1. Build a Brand Image
There is no better time to build a strong brand profile than while a business is in the public’s good books. Whether a firm decides to create an in-house PR department, or engage the services of an agency or independent communications specialist, connecting with expertise is a crucial step in developing a brand’s resistance to PR crises.
PR professionals are an investment in a brand’s future: while the waters are smooth, expert communicators will enhance a brand’s public image while looking for issues before they rise. If, or when, a crisis does strike, the business already has a trusted and familiar team in place to deal with the controversy as it unfolds.

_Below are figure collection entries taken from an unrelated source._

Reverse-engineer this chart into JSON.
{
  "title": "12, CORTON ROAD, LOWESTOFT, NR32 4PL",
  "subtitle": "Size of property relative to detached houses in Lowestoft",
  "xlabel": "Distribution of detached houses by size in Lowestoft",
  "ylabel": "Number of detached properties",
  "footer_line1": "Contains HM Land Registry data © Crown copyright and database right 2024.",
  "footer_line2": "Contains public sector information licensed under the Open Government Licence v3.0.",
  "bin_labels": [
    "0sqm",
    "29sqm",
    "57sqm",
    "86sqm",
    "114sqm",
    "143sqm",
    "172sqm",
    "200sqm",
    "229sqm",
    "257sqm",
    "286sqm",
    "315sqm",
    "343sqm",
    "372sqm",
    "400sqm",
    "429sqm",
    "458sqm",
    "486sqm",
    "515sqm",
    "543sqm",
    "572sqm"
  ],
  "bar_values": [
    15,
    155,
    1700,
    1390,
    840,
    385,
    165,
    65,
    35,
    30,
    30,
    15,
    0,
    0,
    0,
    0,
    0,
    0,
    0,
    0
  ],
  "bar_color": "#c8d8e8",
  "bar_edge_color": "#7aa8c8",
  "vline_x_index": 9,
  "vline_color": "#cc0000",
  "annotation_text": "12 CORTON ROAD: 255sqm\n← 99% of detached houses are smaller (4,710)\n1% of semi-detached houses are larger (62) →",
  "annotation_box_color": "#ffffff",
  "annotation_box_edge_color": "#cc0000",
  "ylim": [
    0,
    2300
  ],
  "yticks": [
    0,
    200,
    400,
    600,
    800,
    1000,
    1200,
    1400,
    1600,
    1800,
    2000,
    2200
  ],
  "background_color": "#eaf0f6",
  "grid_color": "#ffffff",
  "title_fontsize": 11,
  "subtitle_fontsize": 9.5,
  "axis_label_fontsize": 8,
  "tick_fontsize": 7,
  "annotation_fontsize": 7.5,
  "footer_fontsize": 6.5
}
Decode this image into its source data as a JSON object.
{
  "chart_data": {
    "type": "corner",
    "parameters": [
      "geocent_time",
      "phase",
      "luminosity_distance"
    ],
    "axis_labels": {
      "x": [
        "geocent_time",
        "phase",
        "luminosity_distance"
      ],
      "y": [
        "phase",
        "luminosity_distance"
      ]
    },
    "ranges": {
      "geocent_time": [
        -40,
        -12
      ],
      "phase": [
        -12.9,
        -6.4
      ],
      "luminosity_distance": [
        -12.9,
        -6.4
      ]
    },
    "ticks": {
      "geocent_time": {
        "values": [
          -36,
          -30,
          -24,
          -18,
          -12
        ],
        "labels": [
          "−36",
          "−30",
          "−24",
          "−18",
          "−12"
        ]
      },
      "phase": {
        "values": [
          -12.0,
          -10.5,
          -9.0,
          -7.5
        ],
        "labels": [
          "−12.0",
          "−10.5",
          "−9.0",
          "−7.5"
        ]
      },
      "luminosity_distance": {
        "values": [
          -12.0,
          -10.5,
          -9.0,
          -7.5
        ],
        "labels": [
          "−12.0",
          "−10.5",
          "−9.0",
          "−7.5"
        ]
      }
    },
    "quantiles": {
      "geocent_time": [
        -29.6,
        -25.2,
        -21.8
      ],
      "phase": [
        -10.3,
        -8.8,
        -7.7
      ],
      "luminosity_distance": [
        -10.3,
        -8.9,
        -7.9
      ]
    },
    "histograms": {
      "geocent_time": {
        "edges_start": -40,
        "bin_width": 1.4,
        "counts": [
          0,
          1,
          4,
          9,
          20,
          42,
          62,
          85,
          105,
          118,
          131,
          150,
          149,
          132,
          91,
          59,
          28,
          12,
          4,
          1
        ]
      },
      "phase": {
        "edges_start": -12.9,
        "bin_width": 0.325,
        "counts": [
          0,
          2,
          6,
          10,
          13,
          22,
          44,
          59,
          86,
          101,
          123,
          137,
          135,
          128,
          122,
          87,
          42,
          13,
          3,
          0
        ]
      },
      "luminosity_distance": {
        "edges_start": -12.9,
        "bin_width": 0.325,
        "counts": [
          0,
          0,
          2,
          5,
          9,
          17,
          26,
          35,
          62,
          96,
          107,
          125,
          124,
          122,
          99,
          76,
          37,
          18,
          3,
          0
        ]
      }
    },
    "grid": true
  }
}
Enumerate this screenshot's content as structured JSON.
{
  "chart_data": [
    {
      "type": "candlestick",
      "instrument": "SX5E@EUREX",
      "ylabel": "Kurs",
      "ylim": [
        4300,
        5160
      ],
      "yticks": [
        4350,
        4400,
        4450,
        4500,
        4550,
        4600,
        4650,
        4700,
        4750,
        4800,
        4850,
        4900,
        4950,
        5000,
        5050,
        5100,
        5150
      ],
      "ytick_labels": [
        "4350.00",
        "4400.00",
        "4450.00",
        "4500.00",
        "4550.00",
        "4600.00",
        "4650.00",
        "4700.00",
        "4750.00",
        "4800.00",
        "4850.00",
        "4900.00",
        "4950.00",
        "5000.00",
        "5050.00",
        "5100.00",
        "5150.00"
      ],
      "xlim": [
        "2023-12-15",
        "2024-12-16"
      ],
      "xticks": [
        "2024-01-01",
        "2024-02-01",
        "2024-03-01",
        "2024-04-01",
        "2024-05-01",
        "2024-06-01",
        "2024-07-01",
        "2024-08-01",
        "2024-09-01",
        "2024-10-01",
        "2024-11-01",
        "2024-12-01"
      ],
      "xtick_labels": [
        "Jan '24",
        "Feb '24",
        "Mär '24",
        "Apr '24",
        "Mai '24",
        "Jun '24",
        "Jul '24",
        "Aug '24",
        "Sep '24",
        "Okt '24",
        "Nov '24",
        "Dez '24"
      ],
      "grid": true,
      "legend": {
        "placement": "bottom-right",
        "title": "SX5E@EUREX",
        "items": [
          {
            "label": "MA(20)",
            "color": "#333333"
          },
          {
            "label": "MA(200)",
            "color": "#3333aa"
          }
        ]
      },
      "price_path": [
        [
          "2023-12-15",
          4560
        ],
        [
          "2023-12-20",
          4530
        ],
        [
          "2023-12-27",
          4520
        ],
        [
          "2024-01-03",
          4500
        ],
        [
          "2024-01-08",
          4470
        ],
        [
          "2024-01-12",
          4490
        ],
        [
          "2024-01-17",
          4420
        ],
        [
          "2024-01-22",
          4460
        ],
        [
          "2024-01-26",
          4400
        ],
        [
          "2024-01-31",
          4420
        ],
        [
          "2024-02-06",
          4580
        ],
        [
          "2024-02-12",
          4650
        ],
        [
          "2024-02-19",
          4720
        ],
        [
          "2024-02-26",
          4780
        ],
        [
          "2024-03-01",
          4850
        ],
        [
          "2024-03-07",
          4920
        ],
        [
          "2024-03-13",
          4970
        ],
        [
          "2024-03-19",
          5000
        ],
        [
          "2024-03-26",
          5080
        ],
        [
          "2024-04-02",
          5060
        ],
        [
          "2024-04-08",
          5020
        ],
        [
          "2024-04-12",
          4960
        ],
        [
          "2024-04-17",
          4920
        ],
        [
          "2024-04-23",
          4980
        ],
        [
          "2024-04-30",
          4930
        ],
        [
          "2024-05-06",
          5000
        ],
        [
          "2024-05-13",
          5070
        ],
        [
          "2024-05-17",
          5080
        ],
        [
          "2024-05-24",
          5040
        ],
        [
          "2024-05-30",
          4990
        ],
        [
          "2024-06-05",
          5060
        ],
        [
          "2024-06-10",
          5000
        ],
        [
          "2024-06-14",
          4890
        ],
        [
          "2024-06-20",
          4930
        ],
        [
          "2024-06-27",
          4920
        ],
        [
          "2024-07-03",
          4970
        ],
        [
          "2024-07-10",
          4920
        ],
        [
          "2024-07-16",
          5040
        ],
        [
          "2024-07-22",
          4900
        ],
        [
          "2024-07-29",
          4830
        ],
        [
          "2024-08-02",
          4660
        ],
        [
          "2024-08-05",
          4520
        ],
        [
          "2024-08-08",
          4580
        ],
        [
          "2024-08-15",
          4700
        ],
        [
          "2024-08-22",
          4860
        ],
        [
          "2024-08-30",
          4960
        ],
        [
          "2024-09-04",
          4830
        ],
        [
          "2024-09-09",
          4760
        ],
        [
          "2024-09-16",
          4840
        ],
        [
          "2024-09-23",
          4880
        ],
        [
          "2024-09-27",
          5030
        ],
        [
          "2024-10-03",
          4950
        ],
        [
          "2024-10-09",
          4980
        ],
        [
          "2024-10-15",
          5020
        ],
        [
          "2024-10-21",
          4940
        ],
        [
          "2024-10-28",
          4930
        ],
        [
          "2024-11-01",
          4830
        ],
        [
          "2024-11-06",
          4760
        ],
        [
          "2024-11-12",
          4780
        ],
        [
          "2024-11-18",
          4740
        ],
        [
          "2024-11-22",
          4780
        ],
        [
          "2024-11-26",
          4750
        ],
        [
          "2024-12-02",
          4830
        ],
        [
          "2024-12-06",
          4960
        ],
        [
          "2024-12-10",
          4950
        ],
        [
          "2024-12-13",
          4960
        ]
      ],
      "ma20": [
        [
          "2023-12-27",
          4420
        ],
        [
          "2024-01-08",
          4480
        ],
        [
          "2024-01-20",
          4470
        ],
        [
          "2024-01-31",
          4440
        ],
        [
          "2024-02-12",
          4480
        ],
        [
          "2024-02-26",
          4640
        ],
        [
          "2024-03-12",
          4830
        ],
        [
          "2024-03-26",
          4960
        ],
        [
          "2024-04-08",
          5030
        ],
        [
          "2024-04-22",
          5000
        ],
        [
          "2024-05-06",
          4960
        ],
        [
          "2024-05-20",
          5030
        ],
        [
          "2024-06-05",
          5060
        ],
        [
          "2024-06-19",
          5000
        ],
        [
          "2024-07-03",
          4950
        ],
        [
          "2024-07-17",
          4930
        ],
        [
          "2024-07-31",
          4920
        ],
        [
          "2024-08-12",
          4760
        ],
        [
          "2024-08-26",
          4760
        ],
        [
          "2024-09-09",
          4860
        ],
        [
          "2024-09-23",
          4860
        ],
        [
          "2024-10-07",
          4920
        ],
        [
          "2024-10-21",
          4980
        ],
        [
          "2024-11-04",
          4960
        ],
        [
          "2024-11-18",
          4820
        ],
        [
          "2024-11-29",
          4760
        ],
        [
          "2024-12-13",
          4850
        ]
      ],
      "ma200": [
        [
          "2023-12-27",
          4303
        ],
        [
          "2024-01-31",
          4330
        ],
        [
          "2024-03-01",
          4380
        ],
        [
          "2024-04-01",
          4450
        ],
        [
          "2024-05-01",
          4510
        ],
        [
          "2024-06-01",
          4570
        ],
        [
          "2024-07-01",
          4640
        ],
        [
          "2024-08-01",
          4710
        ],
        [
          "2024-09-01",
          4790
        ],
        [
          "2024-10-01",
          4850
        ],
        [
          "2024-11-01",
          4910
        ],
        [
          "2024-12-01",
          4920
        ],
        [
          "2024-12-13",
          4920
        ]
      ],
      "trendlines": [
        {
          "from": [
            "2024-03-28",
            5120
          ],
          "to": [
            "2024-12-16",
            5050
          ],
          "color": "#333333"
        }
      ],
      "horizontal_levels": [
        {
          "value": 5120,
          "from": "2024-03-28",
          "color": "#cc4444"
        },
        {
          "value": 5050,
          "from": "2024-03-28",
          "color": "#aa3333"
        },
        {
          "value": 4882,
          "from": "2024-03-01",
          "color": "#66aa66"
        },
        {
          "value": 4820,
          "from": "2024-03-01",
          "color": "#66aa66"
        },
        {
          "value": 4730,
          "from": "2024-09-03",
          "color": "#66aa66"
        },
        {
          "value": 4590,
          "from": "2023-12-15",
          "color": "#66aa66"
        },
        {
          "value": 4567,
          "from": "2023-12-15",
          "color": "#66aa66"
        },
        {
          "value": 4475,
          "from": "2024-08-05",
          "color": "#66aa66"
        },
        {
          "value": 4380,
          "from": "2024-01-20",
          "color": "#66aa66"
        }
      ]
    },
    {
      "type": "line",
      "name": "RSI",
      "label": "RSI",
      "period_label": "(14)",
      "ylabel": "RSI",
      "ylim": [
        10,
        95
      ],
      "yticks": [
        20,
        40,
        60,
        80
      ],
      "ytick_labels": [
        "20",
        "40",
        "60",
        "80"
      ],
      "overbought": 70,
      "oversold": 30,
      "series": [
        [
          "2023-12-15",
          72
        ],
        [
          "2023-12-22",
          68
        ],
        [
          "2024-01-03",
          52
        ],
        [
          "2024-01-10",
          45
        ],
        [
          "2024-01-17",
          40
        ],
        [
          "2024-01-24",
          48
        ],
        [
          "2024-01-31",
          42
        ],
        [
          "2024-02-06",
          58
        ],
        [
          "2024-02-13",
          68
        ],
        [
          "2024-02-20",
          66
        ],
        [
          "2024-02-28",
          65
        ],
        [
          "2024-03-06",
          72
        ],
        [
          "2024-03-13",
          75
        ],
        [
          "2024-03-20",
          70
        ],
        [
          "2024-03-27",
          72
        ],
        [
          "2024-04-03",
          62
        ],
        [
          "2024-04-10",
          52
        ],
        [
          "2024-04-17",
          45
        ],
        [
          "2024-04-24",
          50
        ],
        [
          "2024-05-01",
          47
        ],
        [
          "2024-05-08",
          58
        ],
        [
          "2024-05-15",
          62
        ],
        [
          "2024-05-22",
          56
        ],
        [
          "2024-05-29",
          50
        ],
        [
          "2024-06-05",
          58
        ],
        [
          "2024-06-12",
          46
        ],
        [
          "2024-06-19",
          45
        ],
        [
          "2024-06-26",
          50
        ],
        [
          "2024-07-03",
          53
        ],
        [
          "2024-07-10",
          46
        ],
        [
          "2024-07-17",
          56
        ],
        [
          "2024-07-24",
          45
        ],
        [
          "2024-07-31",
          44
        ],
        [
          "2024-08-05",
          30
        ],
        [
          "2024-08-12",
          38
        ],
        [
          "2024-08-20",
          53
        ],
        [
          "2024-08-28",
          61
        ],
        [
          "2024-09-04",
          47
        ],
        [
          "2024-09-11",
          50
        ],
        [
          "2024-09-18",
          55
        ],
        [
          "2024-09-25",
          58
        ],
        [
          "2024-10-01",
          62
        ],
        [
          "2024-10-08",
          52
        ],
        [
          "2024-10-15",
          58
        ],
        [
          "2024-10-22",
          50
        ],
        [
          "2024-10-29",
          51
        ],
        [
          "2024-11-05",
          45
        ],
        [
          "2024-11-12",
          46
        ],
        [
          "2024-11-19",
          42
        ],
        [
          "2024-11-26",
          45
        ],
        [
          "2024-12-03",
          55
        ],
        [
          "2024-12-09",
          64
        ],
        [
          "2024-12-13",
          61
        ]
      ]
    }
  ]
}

2. Honesty is the Best Publicity
From individuals to organizations, the most common instinct is to withhold sensitive information. While in many cases this line of thinking is entirely logical, honesty must be a priority when it comes to issues of public concern. This extends to what a company discloses to its PR team. Without comprehensive and accurate information, it is impossible for a communications team to develop a proper strategy in advance of a crisis, and in response to one. Businesses must remain open to those from whom they seek expertise, so that they can work to avoid every potential crisis.
3. Listen to the Pros
Companies, whatever the industry, must listen to professional advice. This applies to their engagement with PR professionals. It is always in the decision maker’s best interest to appropriately recognize which matters fall within the realm of their expertise, and when to heed the advice of more experienced persons. Many crises that hit the headlines today could have been avoided had business leaders listened to the advice of their respective communications teams.
4. Act Fast
When even a spark of an issue rears its ugly head, businesses have to act fast to get in front of the message. High-risk incidents must be communicated swiftly to the appropriate teams, and communications professionals must react immediately to develop a well-thought out, and efficient, response. While every case is different, the sooner a business acts, the faster they are able to take control of the narrative. On social media, brands are typically assumed guilty until proven innocent. The only way to tackle a brewing crisis head-on is to get in early, shape the narrative and prove a brand’s worth before it develops into anything larger.